You may ask why another Whitehouse drama is worth watching. Between the heightened melodrama of Olivia Pope in Shonda Rhimes’ Scandal (South Africans know the show as The Fixer) and the cutthroat genius of Francis Underwood in the masterfully simplistic House of Cards, there lies a demand for an objective, wholesome take on politics.
This is where Madam Secretary delivers in more ways than one. With a classic balance between the crises of the world and a dysfunctionally functional family, the story of Elizabeth McCord and her journey through some of the toughest diplomatic predicaments is refreshingly objective. The understated take on the family unit is also very well done. It is rare to find a healthy marriage portrayed on television today in all its blatant fullness.
Téa Leoni brings an understated performance that ties all the characters together in a pleasant representation of the Secretary of State’s daily life.

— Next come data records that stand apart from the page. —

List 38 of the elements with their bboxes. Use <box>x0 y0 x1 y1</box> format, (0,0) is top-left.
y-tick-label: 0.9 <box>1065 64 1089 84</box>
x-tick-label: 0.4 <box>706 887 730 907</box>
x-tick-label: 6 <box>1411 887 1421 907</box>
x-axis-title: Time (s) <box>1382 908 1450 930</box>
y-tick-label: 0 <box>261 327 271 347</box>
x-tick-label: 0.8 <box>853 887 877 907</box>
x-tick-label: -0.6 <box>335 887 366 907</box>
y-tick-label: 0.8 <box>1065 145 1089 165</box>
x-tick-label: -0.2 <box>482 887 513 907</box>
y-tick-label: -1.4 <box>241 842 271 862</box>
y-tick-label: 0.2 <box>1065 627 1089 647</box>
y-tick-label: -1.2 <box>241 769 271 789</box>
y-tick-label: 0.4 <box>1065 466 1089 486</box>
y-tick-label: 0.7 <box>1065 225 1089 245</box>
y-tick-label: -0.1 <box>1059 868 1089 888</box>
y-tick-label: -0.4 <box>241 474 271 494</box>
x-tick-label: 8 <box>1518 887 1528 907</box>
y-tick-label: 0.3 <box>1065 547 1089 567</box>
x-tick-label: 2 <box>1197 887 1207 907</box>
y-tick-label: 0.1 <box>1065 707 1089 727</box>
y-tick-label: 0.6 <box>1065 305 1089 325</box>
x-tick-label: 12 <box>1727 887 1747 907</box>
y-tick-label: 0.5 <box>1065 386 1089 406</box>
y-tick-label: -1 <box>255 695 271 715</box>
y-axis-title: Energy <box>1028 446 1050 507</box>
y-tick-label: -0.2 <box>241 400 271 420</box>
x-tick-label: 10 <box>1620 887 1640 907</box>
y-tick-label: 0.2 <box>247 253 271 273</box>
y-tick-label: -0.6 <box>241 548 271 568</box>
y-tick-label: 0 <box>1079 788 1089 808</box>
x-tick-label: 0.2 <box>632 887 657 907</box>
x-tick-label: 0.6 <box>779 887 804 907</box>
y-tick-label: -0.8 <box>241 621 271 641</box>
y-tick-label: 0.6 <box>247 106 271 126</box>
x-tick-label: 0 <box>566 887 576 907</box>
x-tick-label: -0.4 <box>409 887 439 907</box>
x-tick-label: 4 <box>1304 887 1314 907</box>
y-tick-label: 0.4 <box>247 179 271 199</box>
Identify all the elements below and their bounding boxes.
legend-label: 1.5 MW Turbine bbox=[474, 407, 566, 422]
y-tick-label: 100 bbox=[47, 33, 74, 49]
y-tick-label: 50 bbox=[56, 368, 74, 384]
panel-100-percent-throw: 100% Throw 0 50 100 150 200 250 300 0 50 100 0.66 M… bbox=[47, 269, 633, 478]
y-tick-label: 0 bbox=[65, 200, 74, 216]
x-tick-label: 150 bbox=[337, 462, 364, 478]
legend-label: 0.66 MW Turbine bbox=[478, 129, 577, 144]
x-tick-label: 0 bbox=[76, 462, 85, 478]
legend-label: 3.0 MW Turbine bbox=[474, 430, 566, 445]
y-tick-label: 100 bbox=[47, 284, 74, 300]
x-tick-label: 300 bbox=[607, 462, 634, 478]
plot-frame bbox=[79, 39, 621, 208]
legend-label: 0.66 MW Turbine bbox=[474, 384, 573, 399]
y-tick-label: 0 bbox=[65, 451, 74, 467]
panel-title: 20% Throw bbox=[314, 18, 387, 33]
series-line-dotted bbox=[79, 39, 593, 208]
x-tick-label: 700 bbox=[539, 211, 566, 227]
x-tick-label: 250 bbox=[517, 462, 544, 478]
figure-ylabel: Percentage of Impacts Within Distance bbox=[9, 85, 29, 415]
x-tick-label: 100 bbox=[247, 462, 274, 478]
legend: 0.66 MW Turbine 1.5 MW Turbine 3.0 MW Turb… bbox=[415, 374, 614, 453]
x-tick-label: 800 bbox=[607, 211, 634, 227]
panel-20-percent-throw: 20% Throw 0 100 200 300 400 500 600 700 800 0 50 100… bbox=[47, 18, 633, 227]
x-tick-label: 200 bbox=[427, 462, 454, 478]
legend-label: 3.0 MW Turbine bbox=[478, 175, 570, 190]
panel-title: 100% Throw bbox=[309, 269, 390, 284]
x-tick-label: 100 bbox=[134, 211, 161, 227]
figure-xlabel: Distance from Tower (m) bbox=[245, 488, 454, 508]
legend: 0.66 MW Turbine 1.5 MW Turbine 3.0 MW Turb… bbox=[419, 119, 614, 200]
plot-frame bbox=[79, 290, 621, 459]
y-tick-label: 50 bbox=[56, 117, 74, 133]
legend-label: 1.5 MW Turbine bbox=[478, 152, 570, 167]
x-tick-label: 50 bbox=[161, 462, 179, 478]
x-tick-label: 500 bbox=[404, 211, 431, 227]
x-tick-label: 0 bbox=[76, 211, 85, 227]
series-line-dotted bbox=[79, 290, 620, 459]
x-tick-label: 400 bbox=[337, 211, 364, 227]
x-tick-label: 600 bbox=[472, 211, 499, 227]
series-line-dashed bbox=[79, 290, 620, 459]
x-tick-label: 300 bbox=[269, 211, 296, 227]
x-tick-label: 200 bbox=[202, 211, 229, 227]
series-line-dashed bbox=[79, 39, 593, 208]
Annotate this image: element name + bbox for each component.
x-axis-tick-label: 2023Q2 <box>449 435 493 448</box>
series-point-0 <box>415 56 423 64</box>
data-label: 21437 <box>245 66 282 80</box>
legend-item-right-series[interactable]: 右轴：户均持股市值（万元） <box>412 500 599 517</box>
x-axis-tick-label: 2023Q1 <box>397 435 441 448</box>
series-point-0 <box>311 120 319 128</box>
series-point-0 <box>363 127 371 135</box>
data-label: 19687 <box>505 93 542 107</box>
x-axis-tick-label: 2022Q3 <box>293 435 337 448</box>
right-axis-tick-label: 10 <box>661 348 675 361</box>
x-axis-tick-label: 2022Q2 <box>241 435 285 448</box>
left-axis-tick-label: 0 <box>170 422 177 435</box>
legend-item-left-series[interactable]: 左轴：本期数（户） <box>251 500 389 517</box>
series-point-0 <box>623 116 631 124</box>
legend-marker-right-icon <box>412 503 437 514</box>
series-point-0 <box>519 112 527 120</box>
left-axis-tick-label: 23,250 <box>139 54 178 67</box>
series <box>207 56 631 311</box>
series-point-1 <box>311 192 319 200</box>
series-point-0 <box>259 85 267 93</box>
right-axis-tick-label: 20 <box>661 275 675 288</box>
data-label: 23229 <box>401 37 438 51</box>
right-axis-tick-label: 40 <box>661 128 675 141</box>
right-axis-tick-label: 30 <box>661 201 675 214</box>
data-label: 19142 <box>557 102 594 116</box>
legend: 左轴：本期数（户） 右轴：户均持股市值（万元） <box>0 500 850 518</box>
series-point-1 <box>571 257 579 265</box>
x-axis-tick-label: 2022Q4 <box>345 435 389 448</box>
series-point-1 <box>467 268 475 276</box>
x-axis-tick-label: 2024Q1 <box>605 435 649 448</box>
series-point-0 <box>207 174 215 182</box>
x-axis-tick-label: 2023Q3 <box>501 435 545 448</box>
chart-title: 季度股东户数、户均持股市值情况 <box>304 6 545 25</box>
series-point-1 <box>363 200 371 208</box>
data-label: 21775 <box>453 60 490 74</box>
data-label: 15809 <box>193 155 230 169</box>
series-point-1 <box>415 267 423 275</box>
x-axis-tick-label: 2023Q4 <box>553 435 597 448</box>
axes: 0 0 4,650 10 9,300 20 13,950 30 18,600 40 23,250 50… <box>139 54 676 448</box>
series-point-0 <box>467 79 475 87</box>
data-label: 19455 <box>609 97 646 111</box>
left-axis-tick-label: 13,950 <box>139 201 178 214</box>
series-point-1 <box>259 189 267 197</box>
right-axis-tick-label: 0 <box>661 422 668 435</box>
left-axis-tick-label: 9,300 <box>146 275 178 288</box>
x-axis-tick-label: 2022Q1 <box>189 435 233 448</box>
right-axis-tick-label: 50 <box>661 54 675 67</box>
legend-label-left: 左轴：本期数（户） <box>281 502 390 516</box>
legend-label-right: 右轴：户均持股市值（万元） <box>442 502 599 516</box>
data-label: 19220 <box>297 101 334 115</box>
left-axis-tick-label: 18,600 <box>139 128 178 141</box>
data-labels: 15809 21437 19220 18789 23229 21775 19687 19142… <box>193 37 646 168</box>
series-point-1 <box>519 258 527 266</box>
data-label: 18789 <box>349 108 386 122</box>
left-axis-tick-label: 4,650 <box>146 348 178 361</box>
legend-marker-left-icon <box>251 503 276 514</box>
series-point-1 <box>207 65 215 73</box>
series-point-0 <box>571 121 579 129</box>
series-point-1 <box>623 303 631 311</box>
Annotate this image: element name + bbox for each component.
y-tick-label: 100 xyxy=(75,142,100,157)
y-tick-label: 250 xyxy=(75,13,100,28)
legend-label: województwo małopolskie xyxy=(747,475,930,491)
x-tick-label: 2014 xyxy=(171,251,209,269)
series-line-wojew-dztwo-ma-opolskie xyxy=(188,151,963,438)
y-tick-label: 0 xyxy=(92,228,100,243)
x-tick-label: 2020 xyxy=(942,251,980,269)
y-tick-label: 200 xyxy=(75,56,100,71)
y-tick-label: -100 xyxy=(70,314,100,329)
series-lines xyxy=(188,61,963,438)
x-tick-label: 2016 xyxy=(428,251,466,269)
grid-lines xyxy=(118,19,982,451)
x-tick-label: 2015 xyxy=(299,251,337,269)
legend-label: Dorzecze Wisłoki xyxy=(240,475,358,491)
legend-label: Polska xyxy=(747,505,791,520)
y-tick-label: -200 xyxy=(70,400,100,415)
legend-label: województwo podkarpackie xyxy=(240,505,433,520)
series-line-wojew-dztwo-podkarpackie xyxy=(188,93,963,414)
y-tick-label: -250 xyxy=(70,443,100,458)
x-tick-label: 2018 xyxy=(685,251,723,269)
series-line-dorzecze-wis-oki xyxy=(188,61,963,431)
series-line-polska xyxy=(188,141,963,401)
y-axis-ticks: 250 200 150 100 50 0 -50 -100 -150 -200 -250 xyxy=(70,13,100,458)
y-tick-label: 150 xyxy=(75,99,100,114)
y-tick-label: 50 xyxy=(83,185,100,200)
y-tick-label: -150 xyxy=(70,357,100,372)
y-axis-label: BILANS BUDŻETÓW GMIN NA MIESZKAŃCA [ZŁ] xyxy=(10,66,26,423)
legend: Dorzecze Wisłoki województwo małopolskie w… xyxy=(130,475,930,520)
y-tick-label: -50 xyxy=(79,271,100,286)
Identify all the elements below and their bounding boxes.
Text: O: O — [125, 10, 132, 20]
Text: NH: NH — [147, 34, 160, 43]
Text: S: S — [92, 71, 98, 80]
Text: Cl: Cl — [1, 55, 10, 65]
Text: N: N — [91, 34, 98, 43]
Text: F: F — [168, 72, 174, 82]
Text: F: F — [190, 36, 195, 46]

Granted, there are some weaker characters and throwaway banter, but it brings a warm familiar aspect found in 90’s sitcoms. Each episode is a cohesive step in the story, which has its own appeal that is contrary to any other show on air in this genre. It is definitely not one of those series where you silently die inside while waiting for the next episode to come out.
If you are used to the ‘adrenaline junkie’ type of content, the pace at which the story runs could be considered a bit tame. But what you lose in dramatic emphasis, you gain in intellectual perspective and ethical consistency. The moral fabric of the show is in no way pious. The question of what is right and fair is consistently brought up – with many different opinions being shared, which gives the audience a broad perspective.
If you are looking for a unique piece of entertainment that is well-balanced, wholesome and candid – Madam Secretary is your kind of show. It will leave you feeling more intelligent and encouraged.